A WOMAN who accused her husband of “flirting” with a taxi driver returning from a night out, launched a knife attack on him when they got home, a court heard.

Deborah Greenland, who has previously attacked her now estranged husband with a bottle at a pub, was unhappy with the way he chatted to a taxi driver who was driving them home shortly after 9pm, on April 23.

Durham Crown Court was told on arriving home she accused him of having an affair.

Jon Harley, prosecuting, said: “At that point she ‘flipped’, pushed him back onto the kitchen floor, jumped on him and placed both hands round his neck in a strangling motion.”

Her husband felt blood in his mouth and throat, and, believing he was going to pass out, shouted at her to get off.

But she then ran at him and he reacted by putting his arms up to protect himself.
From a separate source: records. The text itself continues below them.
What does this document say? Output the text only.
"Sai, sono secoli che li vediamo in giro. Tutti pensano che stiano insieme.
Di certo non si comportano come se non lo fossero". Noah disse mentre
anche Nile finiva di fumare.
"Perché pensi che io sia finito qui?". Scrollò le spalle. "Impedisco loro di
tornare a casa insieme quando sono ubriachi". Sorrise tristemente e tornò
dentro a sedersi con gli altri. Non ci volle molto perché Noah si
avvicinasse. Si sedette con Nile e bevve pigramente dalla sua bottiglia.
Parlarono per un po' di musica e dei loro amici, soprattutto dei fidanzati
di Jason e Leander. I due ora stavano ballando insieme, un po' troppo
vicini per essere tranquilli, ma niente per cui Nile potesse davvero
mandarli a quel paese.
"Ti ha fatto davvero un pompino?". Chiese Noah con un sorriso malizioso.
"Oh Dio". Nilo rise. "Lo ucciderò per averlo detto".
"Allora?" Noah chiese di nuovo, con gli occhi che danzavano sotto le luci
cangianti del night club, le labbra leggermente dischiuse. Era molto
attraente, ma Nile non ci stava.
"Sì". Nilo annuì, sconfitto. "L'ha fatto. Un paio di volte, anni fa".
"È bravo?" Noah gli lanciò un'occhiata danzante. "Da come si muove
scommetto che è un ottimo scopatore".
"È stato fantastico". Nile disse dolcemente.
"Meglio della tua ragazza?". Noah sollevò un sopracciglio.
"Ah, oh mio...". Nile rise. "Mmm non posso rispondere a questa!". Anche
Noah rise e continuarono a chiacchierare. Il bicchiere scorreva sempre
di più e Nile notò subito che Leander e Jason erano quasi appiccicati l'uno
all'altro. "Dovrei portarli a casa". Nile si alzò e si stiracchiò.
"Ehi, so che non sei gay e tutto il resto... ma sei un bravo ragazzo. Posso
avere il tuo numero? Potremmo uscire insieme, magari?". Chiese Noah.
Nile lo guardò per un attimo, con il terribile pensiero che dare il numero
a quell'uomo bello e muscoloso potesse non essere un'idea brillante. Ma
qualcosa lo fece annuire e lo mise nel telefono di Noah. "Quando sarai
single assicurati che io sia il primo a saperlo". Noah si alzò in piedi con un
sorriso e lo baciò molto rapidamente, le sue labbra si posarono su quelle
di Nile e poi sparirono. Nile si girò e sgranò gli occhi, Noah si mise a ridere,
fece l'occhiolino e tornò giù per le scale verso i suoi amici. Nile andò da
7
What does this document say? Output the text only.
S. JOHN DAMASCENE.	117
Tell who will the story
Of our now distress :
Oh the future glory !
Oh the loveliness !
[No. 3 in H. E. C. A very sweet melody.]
Mr Harley said the victim felt a pain in his left arm and right leg, and as Greenland moved back to the kitchen, he went out awaiting the arrival of police.

Greenland, herself, rang 999, telling the call handler she had stabbed her husband and they ought to come quickly, “because I now intend to do it properly.”

Her husband suffered a small cut to the left ear, a small stab wound to the left arm, a gash to his left little finger, plus small cuts to the right hand and right leg.

Mr Harley said although the victim had not wanted to seek medical attention, he did give a statement in which he said, given the two attacks on him, he felt it had, “knocked me down”, and he no longer trusts his estranged wife.

He said he has since changed the locks, so she is unable to get into his home.

Her three previous convictions include the offence arising from the bottle attack, in a Spennymoor pub, in 2018.

Mr Harley said although the victim did not give any details of the ongoing effect from the injuries he did agree to the imposition of a restraining order to provide some protection from Greenland.

The 52-year-old defendant, of Linden Court, Spennymoor, admitted a single count of assault causing actual bodily harm, arising from the incident, having previously denied wounding with intent.

Her plea was “accepted” by the Crown at a hearing earlier this month.

Victoria Lamballe, for Greenland, said, had the case gone to trial, her client’s case was to have been self-defence.

Judge Ray Singh said she had, indeed, “flipped” which was, “probably fuelled by alcohol”, before she launched the attack.

Passing a 12-month prison sentence, suspended for two years, he put in place a restraining order, prohibiting Greenland from contacting, “directly or indirectly”, or approaching her estranged husband, for five years.

He also made Greenland subject of 35 rehabilitation activity days with the Probation Service, and warned her failure to comply or further offending would see her locked up.